Je ne sais pas vous autres, mais moi, il m’arrive de croiser des personnes qui ont, en bon langage commun, le « piton de la switch collé ». Vous savez, ces gens qui ne prennent pas le temps de respirer tellement ils parlent. Lorsque ces verbomoteurs ont, de surcroît, un tempérament irritable et impulsif, c’est un cocktail assez explosif. Bien souvent, ces « verbeux » sont atteints de surdité sélective. En effet, ils ne portent attention qu’à ce qu’ils veulent bien entendre. On est davantage dans une conversation à sens unique. En connaissez-vous? J’ai parfois l’impression qu’il y en a plus, en contexte postpandémique. Peut-être que l’isolement social dans lequel la population a été placée a influencé négativement nos habiletés humaines?

Pourtant, l’écoute est à la base des interactions, de ­véritables rencontres entre deux êtres humains. Lorsqu’elle est absente, un mur de béton se dresse alors entre eux et le pont de la ­communication s’écroule, abîmant parfois gravement et ­indéfiniment la relation.

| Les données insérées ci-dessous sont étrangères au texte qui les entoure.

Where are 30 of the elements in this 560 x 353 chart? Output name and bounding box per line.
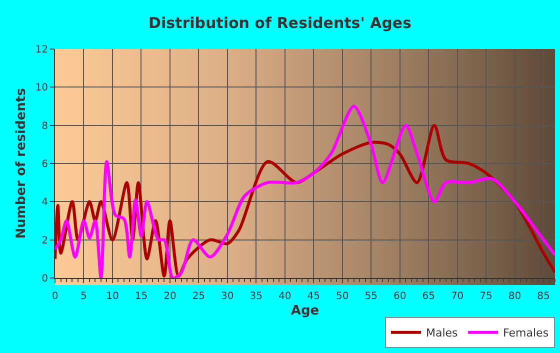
x-tick-label: 5 <box>80 291 87 302</box>
x-tick-label: 20 <box>164 291 176 302</box>
x-tick-label: 55 <box>364 291 378 302</box>
legend-label: Females <box>503 326 549 340</box>
x-tick-label: 50 <box>336 291 349 302</box>
x-tick-label: 70 <box>450 291 464 302</box>
x-tick-label: 80 <box>508 291 522 302</box>
x-tick-label: 15 <box>134 291 148 302</box>
x-tick-label: 85 <box>537 291 550 302</box>
chart-title: Distribution of Residents' Ages <box>148 14 412 32</box>
y-tick-label: 0 <box>42 274 48 284</box>
y-tick-label: 8 <box>42 120 48 132</box>
x-tick-label: 40 <box>278 291 292 302</box>
y-tick-label: 2 <box>42 235 48 246</box>
legend-label: Males <box>426 326 458 340</box>
x-tick-label: 45 <box>307 291 320 302</box>
x-tick-label: 35 <box>250 291 263 302</box>
x-tick-label: 60 <box>393 291 406 302</box>
x-tick-label: 75 <box>480 291 492 302</box>
x-tick-label: 65 <box>422 291 435 302</box>
x-tick-label: 30 <box>221 291 234 302</box>
y-tick-label: 10 <box>35 82 48 94</box>
x-tick-label: 25 <box>192 291 206 302</box>
x-tick-label: 0 <box>52 291 58 302</box>
y-tick-label: 6 <box>42 159 48 170</box>
x-axis-title: Age <box>290 304 320 319</box>
y-tick-label: 4 <box>42 197 48 208</box>
x-tick-label: 10 <box>106 291 119 302</box>
y-axis-title: Number of residents <box>14 88 30 239</box>
y-tick-label: 12 <box>35 44 48 56</box>
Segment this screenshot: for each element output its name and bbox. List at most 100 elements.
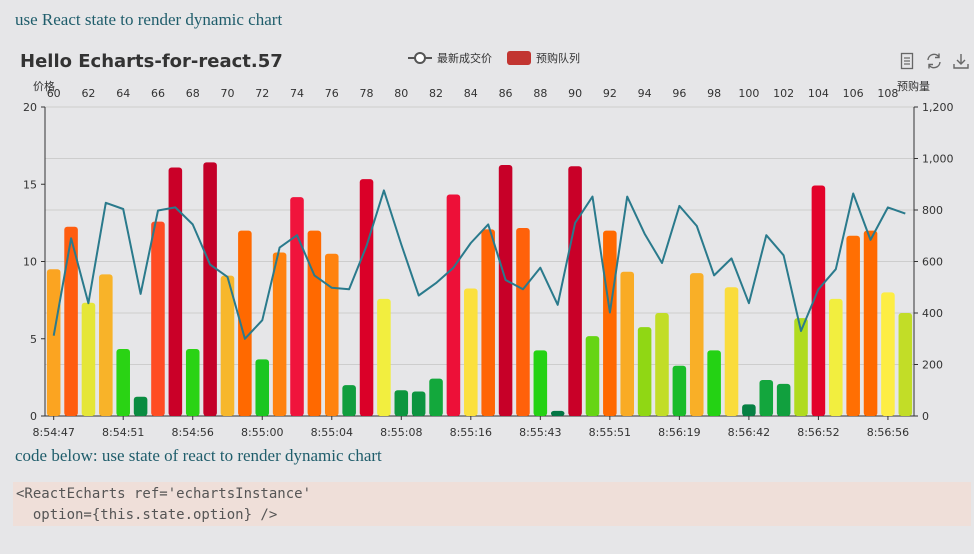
bar bbox=[290, 197, 304, 416]
bar bbox=[759, 379, 774, 416]
bar bbox=[324, 253, 339, 416]
x-top-tick-label: 108 bbox=[877, 87, 898, 100]
bar bbox=[185, 349, 200, 416]
bar bbox=[272, 252, 287, 416]
bar bbox=[429, 378, 443, 416]
y-right-tick-label: 800 bbox=[922, 204, 943, 217]
y-left-tick-label: 10 bbox=[23, 256, 37, 269]
x-top-tick-label: 84 bbox=[464, 87, 478, 100]
x-bottom-tick-label: 8:55:08 bbox=[380, 426, 422, 439]
x-top-tick-label: 98 bbox=[707, 87, 721, 100]
x-bottom-tick-label: 8:54:56 bbox=[172, 426, 214, 439]
bar bbox=[168, 167, 183, 416]
bar bbox=[707, 350, 721, 416]
x-top-tick-label: 74 bbox=[290, 87, 304, 100]
x-bottom-tick-label: 8:55:04 bbox=[311, 426, 353, 439]
bar bbox=[81, 302, 96, 416]
bar bbox=[220, 275, 235, 416]
bar bbox=[203, 162, 217, 416]
x-bottom-tick-label: 8:55:00 bbox=[241, 426, 283, 439]
x-top-tick-label: 66 bbox=[151, 87, 165, 100]
x-bottom-tick-label: 8:55:16 bbox=[450, 426, 492, 439]
x-top-tick-label: 82 bbox=[429, 87, 443, 100]
bar bbox=[411, 391, 426, 416]
y-left-tick-label: 20 bbox=[23, 101, 37, 114]
chart-title: Hello Echarts-for-react.57 bbox=[20, 51, 283, 72]
x-bottom-tick-label: 8:55:43 bbox=[519, 426, 561, 439]
bar bbox=[533, 350, 548, 416]
x-bottom-tick-label: 8:56:52 bbox=[797, 426, 839, 439]
x-top-tick-label: 78 bbox=[360, 87, 374, 100]
bar bbox=[655, 313, 669, 416]
legend-line-marker bbox=[414, 52, 426, 64]
x-top-tick-label: 70 bbox=[220, 87, 234, 100]
y-right-tick-label: 1,000 bbox=[922, 153, 954, 166]
x-top-tick-label: 102 bbox=[773, 87, 794, 100]
x-top-tick-label: 68 bbox=[186, 87, 200, 100]
y-left-tick-label: 15 bbox=[23, 178, 37, 191]
x-top-tick-label: 94 bbox=[638, 87, 652, 100]
bar bbox=[307, 230, 322, 416]
page-heading: use React state to render dynamic chart bbox=[15, 10, 283, 29]
code-heading: code below: use state of react to render… bbox=[15, 446, 382, 465]
x-top-tick-label: 100 bbox=[738, 87, 759, 100]
x-top-tick-label: 90 bbox=[568, 87, 582, 100]
x-top-tick-label: 104 bbox=[808, 87, 829, 100]
bar bbox=[446, 194, 461, 416]
code-line: <ReactEcharts ref='echartsInstance' bbox=[16, 486, 312, 502]
bar bbox=[585, 336, 600, 416]
x-top-tick-label: 76 bbox=[325, 87, 339, 100]
y-right-axis-name: 预购量 bbox=[897, 79, 930, 93]
bar bbox=[359, 179, 374, 416]
bar bbox=[881, 292, 895, 416]
price-line bbox=[52, 189, 906, 340]
bar bbox=[603, 230, 617, 416]
x-bottom-tick-label: 8:54:51 bbox=[102, 426, 144, 439]
y-right-tick-label: 200 bbox=[922, 359, 943, 372]
bar bbox=[255, 359, 270, 416]
x-top-tick-label: 64 bbox=[116, 87, 130, 100]
bar bbox=[464, 288, 478, 416]
bar bbox=[342, 385, 356, 416]
y-right-tick-label: 600 bbox=[922, 256, 943, 269]
x-top-tick-label: 80 bbox=[394, 87, 408, 100]
bar bbox=[498, 164, 513, 416]
bar bbox=[116, 349, 130, 416]
y-right-tick-label: 1,200 bbox=[922, 101, 954, 114]
code-block: <ReactEcharts ref='echartsInstance' opti… bbox=[13, 482, 971, 526]
x-top-tick-label: 106 bbox=[843, 87, 864, 100]
bar bbox=[689, 273, 704, 416]
refresh-icon[interactable] bbox=[925, 52, 943, 70]
x-top-tick-label: 72 bbox=[255, 87, 269, 100]
bar bbox=[863, 230, 878, 416]
bar bbox=[377, 298, 391, 416]
bar bbox=[99, 274, 113, 416]
bar bbox=[742, 404, 756, 416]
save-image-icon[interactable] bbox=[952, 52, 970, 70]
x-top-tick-label: 92 bbox=[603, 87, 617, 100]
legend-label: 最新成交价 bbox=[437, 51, 492, 65]
bar bbox=[724, 287, 739, 416]
x-bottom-tick-label: 8:55:51 bbox=[589, 426, 631, 439]
bar bbox=[394, 390, 409, 416]
bar bbox=[846, 235, 860, 416]
legend-bar-swatch bbox=[507, 51, 531, 65]
x-top-tick-label: 86 bbox=[499, 87, 513, 100]
x-bottom-tick-label: 8:54:47 bbox=[32, 426, 74, 439]
x-bottom-tick-label: 8:56:19 bbox=[658, 426, 700, 439]
x-top-tick-label: 60 bbox=[47, 87, 61, 100]
bar bbox=[151, 221, 165, 416]
y-left-tick-label: 0 bbox=[30, 410, 37, 423]
bar bbox=[776, 383, 791, 416]
bar bbox=[811, 185, 826, 416]
bar bbox=[794, 318, 808, 416]
bar bbox=[238, 230, 252, 416]
legend-label: 预购队列 bbox=[536, 51, 580, 65]
bar bbox=[516, 228, 530, 416]
bar bbox=[64, 226, 78, 416]
x-top-tick-label: 88 bbox=[533, 87, 547, 100]
bar bbox=[829, 298, 843, 416]
data-view-icon[interactable] bbox=[898, 52, 916, 70]
x-bottom-tick-label: 8:56:42 bbox=[728, 426, 770, 439]
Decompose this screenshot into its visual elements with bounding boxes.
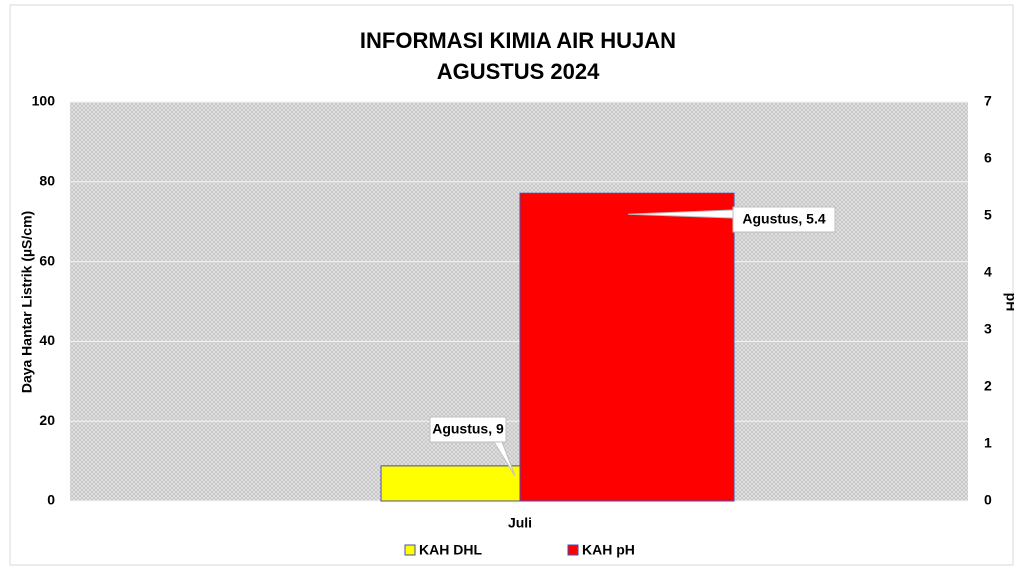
- y2-tick-label: 5: [984, 207, 992, 223]
- plot-area: [70, 102, 968, 501]
- y2-tick-label: 2: [984, 378, 992, 394]
- y2-axis-label: pH: [1003, 293, 1014, 312]
- y2-tick-label: 3: [984, 321, 992, 337]
- chart-subtitle: AGUSTUS 2024: [437, 59, 600, 84]
- y-tick-label: 20: [39, 412, 55, 428]
- legend-swatch: [567, 544, 579, 556]
- y2-tick-label: 7: [984, 93, 992, 109]
- y-tick-label: 60: [39, 252, 55, 268]
- data-label: Agustus, 5.4: [742, 211, 825, 227]
- y-axis-label: Daya Hantar Listrik (µS/cm): [19, 211, 35, 393]
- y-tick-label: 0: [47, 492, 55, 508]
- y2-tick-label: 4: [984, 264, 992, 280]
- data-label-bg: [430, 417, 506, 442]
- legend-label: KAH DHL: [419, 542, 482, 558]
- bar: [519, 192, 735, 502]
- bar: [380, 465, 521, 502]
- y-tick-label: 100: [32, 93, 56, 109]
- data-label-bg: [733, 207, 835, 232]
- legend-swatch: [404, 544, 416, 556]
- x-tick-label: Juli: [508, 515, 532, 531]
- y2-tick-label: 1: [984, 435, 992, 451]
- chart-title: INFORMASI KIMIA AIR HUJAN: [360, 28, 676, 53]
- data-label: Agustus, 9: [432, 421, 504, 437]
- legend-label: KAH pH: [582, 542, 635, 558]
- y2-tick-label: 6: [984, 150, 992, 166]
- y-tick-label: 80: [39, 173, 55, 189]
- y-tick-label: 40: [39, 332, 55, 348]
- y2-tick-label: 0: [984, 492, 992, 508]
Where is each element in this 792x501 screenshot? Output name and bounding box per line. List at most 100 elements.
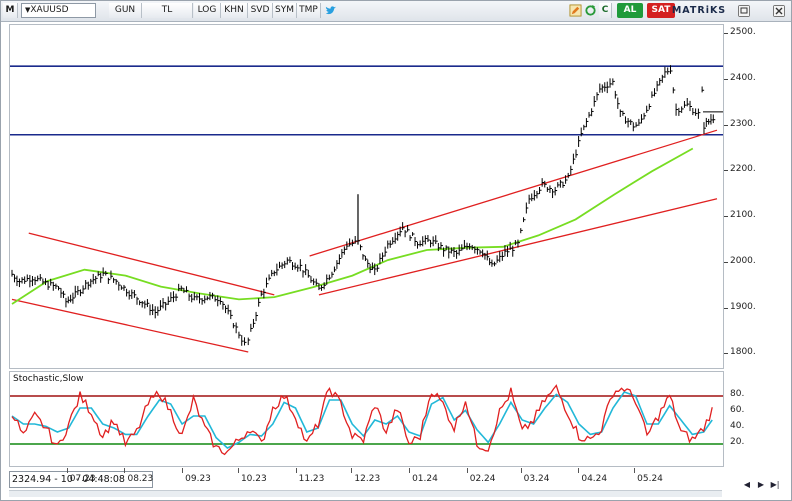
price-bar <box>289 256 292 263</box>
time-axis[interactable]: 2324.94 - 10 - 04:48:08 07.23 08.23 09.23 1… <box>9 468 722 488</box>
price-bar <box>227 304 231 315</box>
price-bar <box>196 294 199 301</box>
price-bar <box>318 283 321 291</box>
toolbar: M ▼XAUUSD GUN TL LOG KHN SVD SYM TMP C A… <box>1 1 791 22</box>
price-bar <box>247 337 251 346</box>
price-chart[interactable] <box>10 25 723 368</box>
svd-button[interactable]: SVD <box>248 3 273 18</box>
sym-button[interactable]: SYM <box>273 3 297 18</box>
price-bar <box>703 122 706 134</box>
price-bar <box>653 88 657 97</box>
x-tick-mark <box>409 468 411 473</box>
symbol-label: XAUUSD <box>30 5 69 15</box>
price-bar <box>525 202 529 214</box>
price-bar <box>609 78 613 88</box>
price-bar <box>570 165 573 175</box>
price-bar <box>343 246 347 255</box>
price-axis[interactable]: 1800. 1900. 2000. 2100. 2200. 2300. 2400. 2500. <box>724 24 784 369</box>
chevron-down-icon[interactable]: ▼ <box>25 6 31 14</box>
stochastic-axis[interactable]: 80. 60. 40. 20. <box>724 371 784 467</box>
price-bar <box>374 263 377 276</box>
x-tick-label: 10.23 <box>240 474 267 484</box>
price-bar <box>100 272 103 283</box>
tl-button[interactable]: TL <box>142 3 193 18</box>
price-bar <box>241 335 244 346</box>
price-bar <box>482 249 485 258</box>
y-tick-mark <box>724 33 728 35</box>
scroll-right-icon[interactable]: ▶| <box>770 480 780 489</box>
khn-button[interactable]: KHN <box>221 3 248 18</box>
price-bar <box>394 232 398 244</box>
stochastic-k-line <box>11 384 713 456</box>
price-bar <box>501 251 505 261</box>
price-bar <box>648 103 652 110</box>
price-bar <box>222 301 225 310</box>
price-bar <box>154 306 158 319</box>
price-bar <box>695 108 698 116</box>
gun-button[interactable]: GUN <box>109 3 142 18</box>
x-tick-mark <box>182 468 184 473</box>
price-bar <box>315 278 319 286</box>
price-bar <box>646 105 649 113</box>
price-bar <box>430 239 433 248</box>
price-bar <box>191 293 194 303</box>
price-bar <box>97 271 101 277</box>
price-chart-pane[interactable] <box>9 24 724 369</box>
stochastic-pane[interactable]: Stochastic,Slow <box>9 371 724 467</box>
twitter-bird-icon[interactable] <box>324 4 337 17</box>
price-bar <box>250 323 253 332</box>
brand-logo: MATRiKS <box>671 5 727 16</box>
price-bar <box>371 262 375 271</box>
scroll-left-icon[interactable]: ◀ <box>743 480 751 489</box>
price-bar <box>712 114 716 124</box>
price-bar <box>692 108 695 116</box>
price-bar <box>354 236 358 244</box>
refresh-icon[interactable] <box>584 4 597 17</box>
price-bar <box>683 100 687 108</box>
price-bar <box>47 280 51 290</box>
tmp-button[interactable]: TMP <box>297 3 321 18</box>
price-bar <box>606 81 610 94</box>
price-bar <box>133 290 137 298</box>
price-bar <box>217 295 220 307</box>
price-bar <box>675 103 679 116</box>
horizontal-scrollbar[interactable] <box>9 490 722 497</box>
price-bar <box>669 65 673 74</box>
price-bar <box>284 260 287 269</box>
stochastic-chart[interactable] <box>10 372 723 466</box>
x-tick-label: 02.24 <box>469 474 496 484</box>
x-tick-label: 12.23 <box>354 474 381 484</box>
price-bar <box>638 118 641 126</box>
price-bar <box>278 261 282 269</box>
price-bar <box>87 281 91 290</box>
scroll-end-icon[interactable]: ▶ <box>757 480 765 489</box>
price-bar <box>219 297 223 305</box>
price-bar <box>58 286 61 291</box>
price-bar <box>118 281 121 291</box>
price-bar <box>469 243 472 250</box>
price-bar <box>167 296 171 305</box>
price-bar <box>539 186 542 195</box>
price-bar <box>144 300 147 309</box>
close-icon[interactable] <box>773 5 785 17</box>
c-button[interactable]: C <box>599 3 612 18</box>
price-bar <box>617 97 620 109</box>
price-bar <box>341 249 344 258</box>
log-button[interactable]: LOG <box>194 3 221 18</box>
sat-sell-button[interactable]: SAT <box>647 3 675 18</box>
price-bar <box>238 331 241 339</box>
symbol-input[interactable]: ▼XAUUSD <box>21 3 96 18</box>
pencil-icon[interactable] <box>569 4 582 17</box>
price-bar <box>175 293 179 302</box>
price-bar <box>232 323 236 329</box>
price-bar <box>165 301 168 311</box>
price-bar <box>445 245 449 251</box>
y-tick-label: 1900. <box>730 301 756 312</box>
price-bar <box>359 244 363 251</box>
price-bar <box>453 247 456 258</box>
m-menu-icon[interactable]: M <box>3 3 18 18</box>
window-restore-icon[interactable] <box>738 5 750 17</box>
price-bar <box>92 273 96 285</box>
al-buy-button[interactable]: AL <box>617 3 643 18</box>
price-bar <box>404 230 408 238</box>
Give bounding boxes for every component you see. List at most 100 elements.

Lorsqu’on écoute pour répondre et non pour comprendre, la fermeture s’installe et le dialogue est inexistant. On pense uniquement à « fermer la trappe » à l’autre plutôt que de prendre le temps de vraiment bien l’écouter.

J’ai le goût de vous raconter l’histoire d’Arnold, qui a un emploi en milieu agricole dans une ferme laitière. Il travaille pour son neveu, Éric, qui est « un verbeux » bouillant. Il a la mèche très courte. Chaque matin, il « déboule » à Arnold les tâches à exécuter dans la journée et comment il devrait exactement les faire. Dès que son oncle lui demande des précisions ou qu’il tente de lui expliquer sa propre méthode, Éric lui coupe la parole et lui répond : « Je t’ai déjà tout expliqué, c’est quoi que tu comprends pas, tabarnak! » Chaque fois, Arnold paralyse, fige. Il a l’impression de ne pas être considéré comme intelligent et capable de réfléchir. Il se sent incompétent, dévalorisé, fautif, lui qui n’est pourtant pas un débutant. La sœur d’Éric observe la scène à distance et secoue la tête de découragement. À la première occasion, elle tente de l’encourager et lui dit à voix basse : « Fais-toi en pas mononcle, c’est un gros criss de con. Il est de même avec tout le monde ». Arnold aimerait que son neveu fasse preuve d’écoute et de respect, qu’il montre de l’ouverture à essayer d’autres manières de faire, de temps en temps.

Maintenant, je vous propose de regarder tout ça d’un peu plus près pour mieux comprendre l’importance de l’écoute. En communication, la notion émetteur/récepteur est fondamentale. Lorsqu’on écoute pour répondre et non pour comprendre, la fermeture s’installe et le dialogue est inexistant. On pense uniquement à « fermer la trappe » à l’autre plutôt que de prendre le temps de vraiment bien l’écouter. 

Il nous arrive à toutes et tous d’être irritables certaines journées. Mais, lorsque cet état perdure dans le temps, il est important de se poser la question : suis-je stressé, fatigué? On doit s’arrêter un moment pour revenir à nos besoins de base : ai-je besoin de repos, de sécurité, de vacances? Qu’est-ce qui me pousse à vouloir écraser et humilier l’autre? Le canal de communication est aussi très important. C’est une voie, un moyen par lesquels nous allons communiquer notre message. Selon le contexte, le temps disponible et le sujet à aborder, il est primordial d’évaluer où et quand établir un contact avec l’autre personne. Un exercice d’introspection, avec un professionnel spécialisé en gestion des émotions (colère, etc.), pourrait s’avérer pertinent pour y voir plus clair et amorcer un processus de changement. 

Et si vous vous reconnaissez dans le vécu d’Arnold, il est important de ne pas vous emmurer dans le silence. Parce que le silence et les non-dits vous détruisent à petit feu. Des facteurs de protection devront donc être mis en place. Vous avez le droit d’être reconnus dans vos besoins de respect, de dignité et de compétence. Une travailleuse de rang peut vous aider, vous outiller et vous soutenir, pour faire cesser la violence d’un Éric et appliquer la tolérance zéro envers toutes formes de violence.